The Perl Toolchain Summit needs more sponsors. If your company depends on Perl, please support this very important event.

NAME

selurl - Normalise and validate URIs for harvesting

INTRODUCTION

Selurl selects and normalises URIs on basis of both general practice (hostname lowercasing, portnumber substsitution etc.) and Combine-specific handling (aplpying config_allow, config_exclude, config_serveralias and other relevant config settings).

The Config settings catered for currently are:

maxUrlLength - the maximum length of an unnormalised URL allow - Perl regular to identify allowed URLs exclude - Perl regular expressions to exclude URLs from harvesting serveralias - Aliases of server names sessionids - List sessionid markers to be removed

A selurl object can hold a single URL and has methods to obtain its subparts as defined in URI.pm, plus some methods to normalise and validate it in Combine context.

BUGS

Currently, the only schemes supported are http, https and ftp. Others may or may not work correctly. For one thing, we assume the scheme has an internet hostname/port.

clone() will only return a copy of the real URI object, not a new selurl.

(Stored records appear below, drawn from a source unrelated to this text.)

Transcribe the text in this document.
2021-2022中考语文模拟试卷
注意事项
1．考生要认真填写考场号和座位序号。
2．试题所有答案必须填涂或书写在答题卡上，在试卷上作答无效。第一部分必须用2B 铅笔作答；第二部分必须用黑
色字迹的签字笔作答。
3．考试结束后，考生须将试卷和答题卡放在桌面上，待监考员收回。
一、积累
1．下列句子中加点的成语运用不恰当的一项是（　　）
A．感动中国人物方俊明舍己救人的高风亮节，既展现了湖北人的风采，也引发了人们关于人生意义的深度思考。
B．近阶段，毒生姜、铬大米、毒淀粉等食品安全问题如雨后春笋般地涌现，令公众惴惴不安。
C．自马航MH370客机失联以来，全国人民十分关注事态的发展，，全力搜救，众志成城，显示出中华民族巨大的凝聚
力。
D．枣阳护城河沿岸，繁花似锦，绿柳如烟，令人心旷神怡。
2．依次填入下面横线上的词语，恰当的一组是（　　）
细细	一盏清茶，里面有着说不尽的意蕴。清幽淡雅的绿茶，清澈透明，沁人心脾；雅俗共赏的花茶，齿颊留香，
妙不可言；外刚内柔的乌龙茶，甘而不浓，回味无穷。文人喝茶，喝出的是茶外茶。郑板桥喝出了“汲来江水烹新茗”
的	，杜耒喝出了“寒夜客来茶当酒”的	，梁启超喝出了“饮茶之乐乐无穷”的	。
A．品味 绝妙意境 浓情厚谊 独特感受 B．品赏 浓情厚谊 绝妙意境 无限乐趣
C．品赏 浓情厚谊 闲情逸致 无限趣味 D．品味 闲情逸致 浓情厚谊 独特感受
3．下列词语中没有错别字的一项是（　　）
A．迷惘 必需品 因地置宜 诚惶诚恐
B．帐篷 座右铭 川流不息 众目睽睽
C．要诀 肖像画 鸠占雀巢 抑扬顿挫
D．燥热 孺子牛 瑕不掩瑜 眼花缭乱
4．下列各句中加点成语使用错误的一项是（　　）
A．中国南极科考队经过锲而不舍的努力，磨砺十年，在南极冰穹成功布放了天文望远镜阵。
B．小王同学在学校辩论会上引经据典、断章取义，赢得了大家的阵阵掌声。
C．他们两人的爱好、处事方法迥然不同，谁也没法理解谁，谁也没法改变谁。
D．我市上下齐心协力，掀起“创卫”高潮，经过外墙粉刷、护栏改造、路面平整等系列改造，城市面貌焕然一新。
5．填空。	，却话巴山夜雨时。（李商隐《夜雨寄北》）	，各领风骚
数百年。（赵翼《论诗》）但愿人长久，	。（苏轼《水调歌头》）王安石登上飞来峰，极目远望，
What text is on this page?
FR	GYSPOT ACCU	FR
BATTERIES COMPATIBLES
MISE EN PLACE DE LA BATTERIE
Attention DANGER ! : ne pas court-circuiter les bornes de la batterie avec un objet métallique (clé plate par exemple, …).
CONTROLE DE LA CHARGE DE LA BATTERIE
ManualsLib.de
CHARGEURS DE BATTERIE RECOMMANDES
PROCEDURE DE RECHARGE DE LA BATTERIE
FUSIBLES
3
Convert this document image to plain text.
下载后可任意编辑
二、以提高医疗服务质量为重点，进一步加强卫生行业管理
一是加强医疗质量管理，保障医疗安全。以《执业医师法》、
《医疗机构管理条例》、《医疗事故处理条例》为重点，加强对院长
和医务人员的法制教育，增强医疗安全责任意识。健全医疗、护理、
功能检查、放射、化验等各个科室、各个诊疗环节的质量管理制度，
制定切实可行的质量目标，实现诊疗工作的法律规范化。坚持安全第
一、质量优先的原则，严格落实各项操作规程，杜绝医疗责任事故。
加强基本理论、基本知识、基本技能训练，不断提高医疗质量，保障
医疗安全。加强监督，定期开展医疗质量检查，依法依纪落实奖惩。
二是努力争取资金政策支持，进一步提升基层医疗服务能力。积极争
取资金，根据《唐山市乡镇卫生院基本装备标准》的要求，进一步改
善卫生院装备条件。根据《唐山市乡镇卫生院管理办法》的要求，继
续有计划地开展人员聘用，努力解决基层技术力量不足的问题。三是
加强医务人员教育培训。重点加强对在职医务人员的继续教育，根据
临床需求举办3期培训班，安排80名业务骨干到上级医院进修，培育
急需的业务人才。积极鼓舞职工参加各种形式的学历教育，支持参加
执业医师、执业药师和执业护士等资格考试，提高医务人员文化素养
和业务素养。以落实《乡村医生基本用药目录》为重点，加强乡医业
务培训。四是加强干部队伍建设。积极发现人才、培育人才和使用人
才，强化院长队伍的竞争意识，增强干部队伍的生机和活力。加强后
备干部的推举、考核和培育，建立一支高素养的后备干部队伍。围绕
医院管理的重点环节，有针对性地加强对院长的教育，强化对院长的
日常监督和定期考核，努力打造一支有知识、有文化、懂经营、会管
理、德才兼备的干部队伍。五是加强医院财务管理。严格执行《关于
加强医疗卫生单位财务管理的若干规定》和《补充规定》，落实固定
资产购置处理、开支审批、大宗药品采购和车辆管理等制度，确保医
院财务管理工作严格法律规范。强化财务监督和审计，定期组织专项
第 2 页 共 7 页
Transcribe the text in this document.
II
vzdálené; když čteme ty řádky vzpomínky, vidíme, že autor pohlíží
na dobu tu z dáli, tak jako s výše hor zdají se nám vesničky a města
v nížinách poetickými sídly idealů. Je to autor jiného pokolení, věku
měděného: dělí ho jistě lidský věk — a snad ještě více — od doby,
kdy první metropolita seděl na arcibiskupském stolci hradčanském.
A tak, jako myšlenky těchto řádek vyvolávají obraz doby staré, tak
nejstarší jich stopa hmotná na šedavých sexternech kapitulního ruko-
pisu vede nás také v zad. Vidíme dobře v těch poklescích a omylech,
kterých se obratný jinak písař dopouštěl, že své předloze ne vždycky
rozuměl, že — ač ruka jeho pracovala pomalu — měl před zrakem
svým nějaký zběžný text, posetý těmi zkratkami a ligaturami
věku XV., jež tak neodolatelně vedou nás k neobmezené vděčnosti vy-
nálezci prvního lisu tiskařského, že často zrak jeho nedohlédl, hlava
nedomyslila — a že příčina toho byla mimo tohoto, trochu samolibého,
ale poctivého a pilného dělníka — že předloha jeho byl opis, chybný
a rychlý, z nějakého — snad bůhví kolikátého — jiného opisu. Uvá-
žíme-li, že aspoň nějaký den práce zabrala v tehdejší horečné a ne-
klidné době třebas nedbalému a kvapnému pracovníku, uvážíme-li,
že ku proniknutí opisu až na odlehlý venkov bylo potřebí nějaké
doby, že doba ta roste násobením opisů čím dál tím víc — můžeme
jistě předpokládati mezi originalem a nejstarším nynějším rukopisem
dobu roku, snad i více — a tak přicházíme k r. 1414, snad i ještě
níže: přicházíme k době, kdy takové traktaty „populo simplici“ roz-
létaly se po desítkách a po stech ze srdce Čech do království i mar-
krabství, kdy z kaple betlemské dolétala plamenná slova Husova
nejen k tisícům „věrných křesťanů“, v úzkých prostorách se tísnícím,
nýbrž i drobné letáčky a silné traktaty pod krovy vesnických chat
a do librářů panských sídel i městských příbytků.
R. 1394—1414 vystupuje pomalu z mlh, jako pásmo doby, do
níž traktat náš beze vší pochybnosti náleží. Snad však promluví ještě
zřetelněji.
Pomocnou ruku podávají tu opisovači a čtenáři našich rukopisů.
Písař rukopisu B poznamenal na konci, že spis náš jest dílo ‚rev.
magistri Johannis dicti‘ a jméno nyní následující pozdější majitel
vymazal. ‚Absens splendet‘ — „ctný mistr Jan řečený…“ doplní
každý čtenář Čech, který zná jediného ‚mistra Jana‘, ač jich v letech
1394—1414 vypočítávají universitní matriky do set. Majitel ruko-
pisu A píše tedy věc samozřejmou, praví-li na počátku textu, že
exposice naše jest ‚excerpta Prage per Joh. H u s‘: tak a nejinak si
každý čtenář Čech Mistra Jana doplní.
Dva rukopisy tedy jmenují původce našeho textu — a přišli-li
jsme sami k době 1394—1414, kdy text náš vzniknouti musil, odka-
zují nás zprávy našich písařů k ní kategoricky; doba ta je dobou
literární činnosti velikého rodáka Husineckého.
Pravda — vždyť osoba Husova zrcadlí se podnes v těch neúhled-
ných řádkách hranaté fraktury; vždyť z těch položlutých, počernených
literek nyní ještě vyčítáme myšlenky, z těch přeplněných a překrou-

URI URI-escapes the strings fed into it by new() once. Existing percent signs in the input are left untouched, which implicates that:

(a) there is no risk of double-encoding; and

(b) if the original contained an inadvertent sequence that could be interpreted as an escape sequence, uri_unescape will not render the original input (e.g. url_with_%66_in_it goes whoop) If you know that the original has not yet been escaped and wish to safeguard potential percent signs, you'll have to escape them (and only them) once before you offer it to new().

A problem with URI is, that its object is not a hash we can piggyback our data on, so I had to resort to AUTOLOAD to emulate inheritance. I find this ugly, but well, this *is* Perl, so what'd you expect?